Using Apache / Kerberos / Keytab to Authenticate Redmine Users Against Active Directory

We have a Debian (squeeze) server to which I have root access. It is running Apache, and Redmine is deployed to the server (currently using a local MySQL database for authentication).

Apache is configured to use Kerberos and a keytab file to authenticate users against Active Directory. With the current configuration, as soon as a user attempts to access anything over https, the user is prompted for a username / password, which is successfully authenticated against Active Directory.

I understand (somewhat) that Redmine has its own LDAP configuration that can be used to authenticate users against an existing Active Directory, but this would require the user to enter their credentials one time for Apache and then a second time for Redmine.

Can I somehow configure Redmine to share the Apache authentication method as opposed to requiring the user to enter their credentials a second time? (Using Apache to authenticate against Active Directory is a requirement for a separate application on the server)


Solution 1:

I'm not sure if there's built-in support in Redmine for this feature, as all the links I can find are pretty old. However, it seems like it shouldn't be too hard to add.

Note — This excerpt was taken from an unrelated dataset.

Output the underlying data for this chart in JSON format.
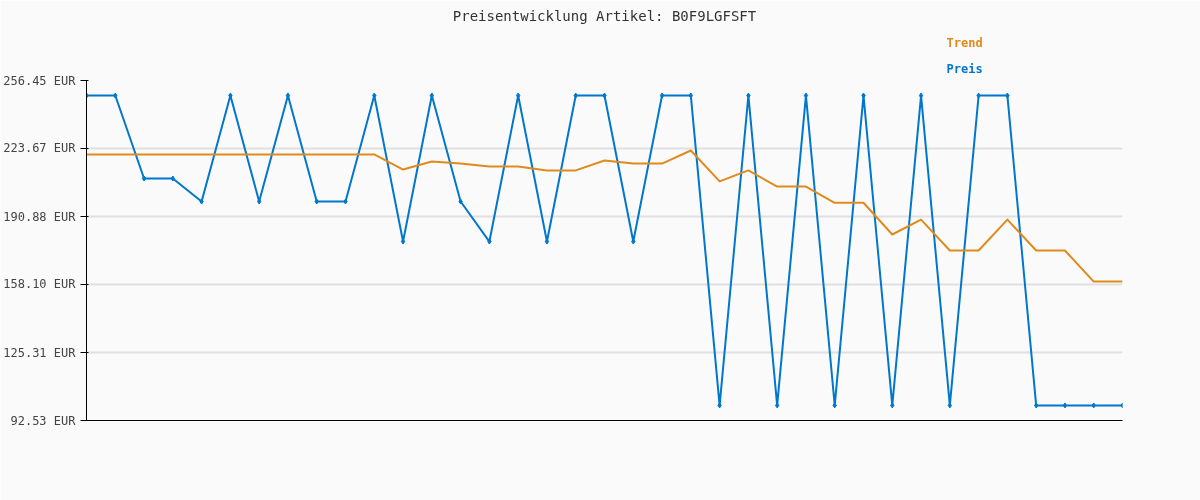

Basically, most Apache authentication modules will set an environment variable in the request called REMOTE_USER, which they fill with the username that the requester has proven themselves to be. If you modified Redmine to accept REMOTE_USER in lieu of an internal authentication provider as in this bug report, then you would be able to use only Apache and Kerberos to authenticate users.

It seems like somebody's already implemented a plugin that does a similar thing. This forum post also details such a solution.

Note: This method just provides authentication, not authorization; you'll be able to trust that a user is who they say they are, but you may still need to use a direct LDAP connection to Active Directory if you care about what groups a user is in or any other kind of graduated access control.